Simons: There was no other town that we could have done what we did. We got to be in this vibrant college town in the middle of nowhere in the middle of everything at the same time. We could get to New York City in one trip in six hours and we could get to Charlotte in six or seven hours. We could get to Chicago in eight to 10 hours and we could get to Nashville in 10 hours. We were in the middle of everything with low overhead, teaching lessons and being involved in the community. We got to educate kids there at the time through private lessons, some of us in schools. Now those kids are killing it, and so we get to see that happen, which is incredible. 

We took pride at the time being from Morgantown and being from West Virginia and busting stereotypes.
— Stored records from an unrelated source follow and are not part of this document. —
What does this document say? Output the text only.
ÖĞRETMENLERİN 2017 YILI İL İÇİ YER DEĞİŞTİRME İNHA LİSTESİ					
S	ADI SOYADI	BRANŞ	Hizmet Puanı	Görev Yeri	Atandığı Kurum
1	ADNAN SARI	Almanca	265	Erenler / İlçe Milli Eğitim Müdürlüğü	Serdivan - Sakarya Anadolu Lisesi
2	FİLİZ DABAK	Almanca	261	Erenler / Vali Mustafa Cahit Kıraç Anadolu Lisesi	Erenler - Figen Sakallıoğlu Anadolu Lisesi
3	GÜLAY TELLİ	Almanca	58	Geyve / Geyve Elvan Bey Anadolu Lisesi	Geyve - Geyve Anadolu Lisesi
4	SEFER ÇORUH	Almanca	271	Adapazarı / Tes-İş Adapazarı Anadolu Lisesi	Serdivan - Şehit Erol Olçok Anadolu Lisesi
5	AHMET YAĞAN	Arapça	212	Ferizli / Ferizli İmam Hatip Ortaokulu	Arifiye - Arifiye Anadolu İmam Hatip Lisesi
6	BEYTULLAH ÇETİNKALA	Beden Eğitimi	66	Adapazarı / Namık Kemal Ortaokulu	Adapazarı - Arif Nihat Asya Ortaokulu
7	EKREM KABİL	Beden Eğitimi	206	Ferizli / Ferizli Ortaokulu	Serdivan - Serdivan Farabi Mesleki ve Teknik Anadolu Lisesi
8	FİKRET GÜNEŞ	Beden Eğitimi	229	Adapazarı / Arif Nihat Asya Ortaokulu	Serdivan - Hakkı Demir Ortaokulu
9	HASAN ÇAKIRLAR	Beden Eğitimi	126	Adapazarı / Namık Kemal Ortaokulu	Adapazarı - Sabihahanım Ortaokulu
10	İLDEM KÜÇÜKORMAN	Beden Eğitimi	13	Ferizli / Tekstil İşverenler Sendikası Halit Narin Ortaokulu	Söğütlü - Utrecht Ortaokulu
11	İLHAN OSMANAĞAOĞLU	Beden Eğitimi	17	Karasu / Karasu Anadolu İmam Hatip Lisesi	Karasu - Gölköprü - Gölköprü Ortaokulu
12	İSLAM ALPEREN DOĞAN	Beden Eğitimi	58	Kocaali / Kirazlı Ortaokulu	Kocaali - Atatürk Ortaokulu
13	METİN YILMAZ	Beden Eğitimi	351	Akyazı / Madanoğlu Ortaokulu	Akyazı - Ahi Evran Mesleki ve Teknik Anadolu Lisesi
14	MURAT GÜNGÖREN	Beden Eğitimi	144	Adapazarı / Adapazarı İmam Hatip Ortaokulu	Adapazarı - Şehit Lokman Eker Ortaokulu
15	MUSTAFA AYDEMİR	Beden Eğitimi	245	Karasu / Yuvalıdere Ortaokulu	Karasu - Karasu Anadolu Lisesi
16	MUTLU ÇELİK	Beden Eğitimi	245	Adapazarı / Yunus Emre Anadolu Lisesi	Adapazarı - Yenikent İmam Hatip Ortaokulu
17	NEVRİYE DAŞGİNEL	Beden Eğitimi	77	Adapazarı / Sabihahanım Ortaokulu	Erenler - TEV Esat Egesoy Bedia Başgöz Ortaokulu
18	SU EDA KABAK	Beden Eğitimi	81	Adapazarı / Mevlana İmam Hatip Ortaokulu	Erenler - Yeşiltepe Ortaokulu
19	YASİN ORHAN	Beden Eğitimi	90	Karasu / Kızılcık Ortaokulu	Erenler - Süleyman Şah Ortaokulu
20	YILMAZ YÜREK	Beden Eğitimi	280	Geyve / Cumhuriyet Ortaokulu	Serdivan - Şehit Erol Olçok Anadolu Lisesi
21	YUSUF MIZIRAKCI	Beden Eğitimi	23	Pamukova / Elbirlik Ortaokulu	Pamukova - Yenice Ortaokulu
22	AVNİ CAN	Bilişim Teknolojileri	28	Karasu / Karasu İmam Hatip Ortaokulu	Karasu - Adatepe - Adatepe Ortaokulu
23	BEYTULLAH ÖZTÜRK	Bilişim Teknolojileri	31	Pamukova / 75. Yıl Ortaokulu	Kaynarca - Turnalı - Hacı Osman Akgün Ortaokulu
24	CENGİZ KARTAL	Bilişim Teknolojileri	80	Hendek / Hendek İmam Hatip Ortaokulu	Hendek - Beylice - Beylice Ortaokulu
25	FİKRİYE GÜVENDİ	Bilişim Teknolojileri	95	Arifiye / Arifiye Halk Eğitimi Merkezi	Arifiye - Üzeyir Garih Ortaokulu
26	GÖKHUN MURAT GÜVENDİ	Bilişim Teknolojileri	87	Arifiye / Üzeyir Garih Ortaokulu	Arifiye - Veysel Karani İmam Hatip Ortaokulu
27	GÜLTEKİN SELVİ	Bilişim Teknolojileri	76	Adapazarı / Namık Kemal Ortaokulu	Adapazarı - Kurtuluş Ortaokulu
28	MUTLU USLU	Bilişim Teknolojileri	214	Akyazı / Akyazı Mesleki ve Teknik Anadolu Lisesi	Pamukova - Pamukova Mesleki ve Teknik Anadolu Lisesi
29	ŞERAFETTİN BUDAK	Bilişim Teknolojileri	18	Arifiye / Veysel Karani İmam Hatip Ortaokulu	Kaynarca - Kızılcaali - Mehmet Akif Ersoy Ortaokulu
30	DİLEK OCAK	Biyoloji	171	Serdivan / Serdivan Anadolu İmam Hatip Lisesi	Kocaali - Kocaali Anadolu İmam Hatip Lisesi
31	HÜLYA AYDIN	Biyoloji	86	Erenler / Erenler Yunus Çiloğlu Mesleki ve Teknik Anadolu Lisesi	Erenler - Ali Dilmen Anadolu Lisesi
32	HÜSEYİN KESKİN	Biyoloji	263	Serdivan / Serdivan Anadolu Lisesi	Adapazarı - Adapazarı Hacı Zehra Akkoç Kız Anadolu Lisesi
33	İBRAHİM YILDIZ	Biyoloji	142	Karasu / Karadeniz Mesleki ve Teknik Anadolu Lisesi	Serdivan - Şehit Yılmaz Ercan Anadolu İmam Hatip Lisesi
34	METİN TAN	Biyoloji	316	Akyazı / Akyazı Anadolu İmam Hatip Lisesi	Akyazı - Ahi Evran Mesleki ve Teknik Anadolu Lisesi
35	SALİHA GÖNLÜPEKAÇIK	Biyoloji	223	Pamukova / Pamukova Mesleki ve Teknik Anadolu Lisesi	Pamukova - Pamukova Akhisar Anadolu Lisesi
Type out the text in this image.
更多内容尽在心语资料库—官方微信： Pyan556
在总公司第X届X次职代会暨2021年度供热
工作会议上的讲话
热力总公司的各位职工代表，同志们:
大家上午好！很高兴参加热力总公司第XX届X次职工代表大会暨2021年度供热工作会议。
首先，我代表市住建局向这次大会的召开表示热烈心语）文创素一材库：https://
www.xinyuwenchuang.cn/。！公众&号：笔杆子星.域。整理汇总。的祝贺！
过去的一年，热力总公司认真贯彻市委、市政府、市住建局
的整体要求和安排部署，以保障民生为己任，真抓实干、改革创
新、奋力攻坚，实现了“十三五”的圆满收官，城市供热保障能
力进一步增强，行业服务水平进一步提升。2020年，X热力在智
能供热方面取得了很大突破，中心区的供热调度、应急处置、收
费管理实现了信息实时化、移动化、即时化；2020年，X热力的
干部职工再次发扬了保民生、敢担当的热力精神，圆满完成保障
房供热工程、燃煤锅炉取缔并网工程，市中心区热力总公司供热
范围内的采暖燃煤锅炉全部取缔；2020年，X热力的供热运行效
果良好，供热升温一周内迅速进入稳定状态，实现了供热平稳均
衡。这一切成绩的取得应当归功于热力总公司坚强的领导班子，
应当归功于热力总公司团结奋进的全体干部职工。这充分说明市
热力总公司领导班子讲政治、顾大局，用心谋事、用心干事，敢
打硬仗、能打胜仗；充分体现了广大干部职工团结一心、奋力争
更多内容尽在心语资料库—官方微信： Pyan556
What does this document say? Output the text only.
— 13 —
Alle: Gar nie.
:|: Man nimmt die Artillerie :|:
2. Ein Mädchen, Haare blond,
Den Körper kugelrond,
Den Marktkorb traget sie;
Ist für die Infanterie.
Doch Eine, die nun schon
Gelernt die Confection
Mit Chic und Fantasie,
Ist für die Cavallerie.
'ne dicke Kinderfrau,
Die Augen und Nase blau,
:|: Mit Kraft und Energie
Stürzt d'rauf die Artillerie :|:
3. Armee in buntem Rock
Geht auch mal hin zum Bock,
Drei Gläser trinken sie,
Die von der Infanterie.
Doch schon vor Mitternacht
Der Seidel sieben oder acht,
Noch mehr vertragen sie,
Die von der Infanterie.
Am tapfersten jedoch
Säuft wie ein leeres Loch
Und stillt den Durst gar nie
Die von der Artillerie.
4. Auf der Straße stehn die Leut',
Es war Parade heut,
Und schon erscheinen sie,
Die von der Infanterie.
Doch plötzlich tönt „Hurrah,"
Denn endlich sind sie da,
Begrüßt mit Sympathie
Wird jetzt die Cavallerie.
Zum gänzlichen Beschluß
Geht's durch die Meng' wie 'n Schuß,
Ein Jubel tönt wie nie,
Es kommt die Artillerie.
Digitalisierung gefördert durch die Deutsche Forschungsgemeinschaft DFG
Now for us, all our memories and everything emotional about the band centers around our time being in Morgantown. You can’t, I mean, there’s no way to separate The Argument from Morgantown, even if the members move out. That’s part of who we are.

Schulz: Before you moved away Chris, you started a local music school here in Morgantown called Pop Shop. And between that and the band, I was curious to know what you think about your legacy locally.

Russell: In The Argument, we started Pop Shop. Can we teach the younger generation, high school students about vocal blending? Or can we talk about songwriting or the business of what we do and how we stay on the road? It’s amazing to see the bands that have come from that program, and how they’re sort of populating a lot of the bands around there. The word I hear over and over again is, “I wish this was around when I was young.”

Simons: I wish it was around when I was young.

Russell: Same. You know, I really do but you know, we found our own way somehow, and then we can help others to find a way. And the people that we employ in Pop Shop are musicians.

Simons: I’m really proud of the legacy we left with our music and our community involvement. And I’m really happy that we get to somehow still touch that nerve and exercise those muscles and do it again.


The Argument’s single “Drag” is out now with more music on the way.